Criado em meados de 2011, quando o regime sírio era o único autor de atrocidades, o Observatório surgiu como um meio de oposição ao governo, lembra Sami Haddad, representante da rede em Beirute. Na medida em que grupos rebeldes também passaram a violar os direitos humanos, a posição do Observatório se equilibrou e agora ele procura se manter isento. Hoje, é a principal fonte de informação das agências de notícias, da ONU e dos grupos de defesa de direitos humanos.

Seu grande trunfo, além da rede de 300 colaboradores, é seu protocolo de verificação. Para que uma morte seja informada, é preciso ter o nome, a data, o lugar e as circunstâncias. Com isso, o Observatório evita veicular boatos plantados, que são comuns em um conflito como o da Síria. As fontes dos colaboradores do Observatório são profissionais de saúde e moradores - incluindo eles próprios.

Os colaboradores são selecionados por Rami Abdul Rahman, um sírio de 42 anos, que deixou o país há 13 e mora em Coventry, na Inglaterra. A rede é resultado de contatos que ele cultiva desde a juventude, quando organizava protestos contra o governo. "Uma vez contratados, os ativistas ficam na rede, não são trocados", diz Haddad. "O principal critério não são as habilidades, mas a confiança." Na Inglaterra, Abdul Rahman é assessorado por advogados especialistas em direitos humanos.

Há cerca de um ano, governos da União Europeia passaram a doar dinheiro para o Observatório, que, no entanto, não lhes dá acesso à extensa documentação reunida diariamente, assegura Haddad. Essa ajuda permitiu a Rahman pagar - ainda que pequenas quantias - à maioria dos 300 colaboradores, e também adquirir telefones via satélite.

Ele critica a falta de seriedade de outras fontes de informações da guerra civil, como os Comitês de Coordenação Local e a Rede Síria de Direitos Humanos, que surgiu como dissidência do Observatório. "Eles exageram, não são objetivos", observa Haddad. Ele conta que, na manhã do massacre com armas químicas em Ghouta, dia 21 de agosto, ligou o computador às 7 horas. O ataque tinha acontecido às 6 horas e já se falava em 400 mortos, e a cada hora aumentava duas centenas: 600, 800, 1.000. "Pela minha experiência no Observatório, sei que não é possível documentar tantas mortes em tão pouco tempo."
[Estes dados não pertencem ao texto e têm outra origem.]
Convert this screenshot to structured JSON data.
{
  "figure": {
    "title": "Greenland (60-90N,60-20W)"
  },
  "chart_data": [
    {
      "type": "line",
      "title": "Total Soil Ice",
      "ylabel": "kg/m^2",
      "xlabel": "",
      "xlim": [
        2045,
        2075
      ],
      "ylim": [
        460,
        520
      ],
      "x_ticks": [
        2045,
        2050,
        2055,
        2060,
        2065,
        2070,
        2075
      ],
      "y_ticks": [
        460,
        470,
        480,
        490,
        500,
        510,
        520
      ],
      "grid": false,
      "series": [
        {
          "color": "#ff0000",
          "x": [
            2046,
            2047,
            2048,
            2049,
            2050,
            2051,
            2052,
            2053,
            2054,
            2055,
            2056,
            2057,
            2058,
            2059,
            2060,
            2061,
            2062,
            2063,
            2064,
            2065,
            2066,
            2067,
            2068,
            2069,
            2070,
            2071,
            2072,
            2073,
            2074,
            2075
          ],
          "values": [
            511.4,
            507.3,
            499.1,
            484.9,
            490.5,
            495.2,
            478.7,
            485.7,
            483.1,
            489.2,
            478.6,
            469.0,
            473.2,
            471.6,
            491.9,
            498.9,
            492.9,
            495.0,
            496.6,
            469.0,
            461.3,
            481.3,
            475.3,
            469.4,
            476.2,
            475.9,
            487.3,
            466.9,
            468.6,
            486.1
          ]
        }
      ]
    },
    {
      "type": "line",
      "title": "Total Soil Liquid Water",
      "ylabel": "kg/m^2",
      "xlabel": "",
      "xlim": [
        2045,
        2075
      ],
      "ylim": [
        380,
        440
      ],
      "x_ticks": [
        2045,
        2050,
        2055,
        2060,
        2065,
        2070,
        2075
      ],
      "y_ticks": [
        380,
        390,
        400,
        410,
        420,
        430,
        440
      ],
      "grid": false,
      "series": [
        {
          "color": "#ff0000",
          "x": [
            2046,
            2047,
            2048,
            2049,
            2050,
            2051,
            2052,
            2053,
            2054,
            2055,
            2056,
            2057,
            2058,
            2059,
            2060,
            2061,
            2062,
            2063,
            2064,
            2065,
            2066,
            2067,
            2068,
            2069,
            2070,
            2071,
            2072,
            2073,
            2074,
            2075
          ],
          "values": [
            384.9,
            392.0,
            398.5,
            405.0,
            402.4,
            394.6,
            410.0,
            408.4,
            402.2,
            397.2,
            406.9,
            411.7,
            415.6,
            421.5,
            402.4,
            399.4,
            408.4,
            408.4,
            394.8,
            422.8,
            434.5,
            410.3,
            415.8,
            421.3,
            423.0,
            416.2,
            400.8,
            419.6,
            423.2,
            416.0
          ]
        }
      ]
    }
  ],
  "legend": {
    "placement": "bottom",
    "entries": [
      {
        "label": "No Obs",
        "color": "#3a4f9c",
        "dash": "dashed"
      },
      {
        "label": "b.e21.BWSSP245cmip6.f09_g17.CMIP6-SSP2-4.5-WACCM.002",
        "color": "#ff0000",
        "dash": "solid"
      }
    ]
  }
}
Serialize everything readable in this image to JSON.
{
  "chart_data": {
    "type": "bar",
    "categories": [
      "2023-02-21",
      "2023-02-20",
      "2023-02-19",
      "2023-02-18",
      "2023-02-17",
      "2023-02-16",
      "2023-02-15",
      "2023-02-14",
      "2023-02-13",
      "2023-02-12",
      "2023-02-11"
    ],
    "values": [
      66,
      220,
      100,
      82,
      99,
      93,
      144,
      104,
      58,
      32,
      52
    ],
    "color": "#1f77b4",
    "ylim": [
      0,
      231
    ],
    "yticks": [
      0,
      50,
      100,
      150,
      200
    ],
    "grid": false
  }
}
Aos 20 anos, Haddad estuda ciência política na Universidade Americana-Libanesa. Pensa em seguir carreira na área de defesa dos direitos humanos. Haddad, que é contra a guerra e diz que só pode haver solução política para o conflito na Síria, fica com os olhos marejados ao falar da situação do seu país. "Passo o dia inteiro transcrevendo relatórios e geralmente lido com as mortes como se fossem apenas números", diz ele. "Mas, de vez em quando, me dou conta de que estou lidando com pessoas." Todos os dias, o Observatório anuncia o total de mortos da véspera.

No dia que conversou com o Estado, houve 179 mortos. Foram registradas 110 mil mortes desde o início do conflito, segundo o dado da ONU - com base na contagem do Observatório.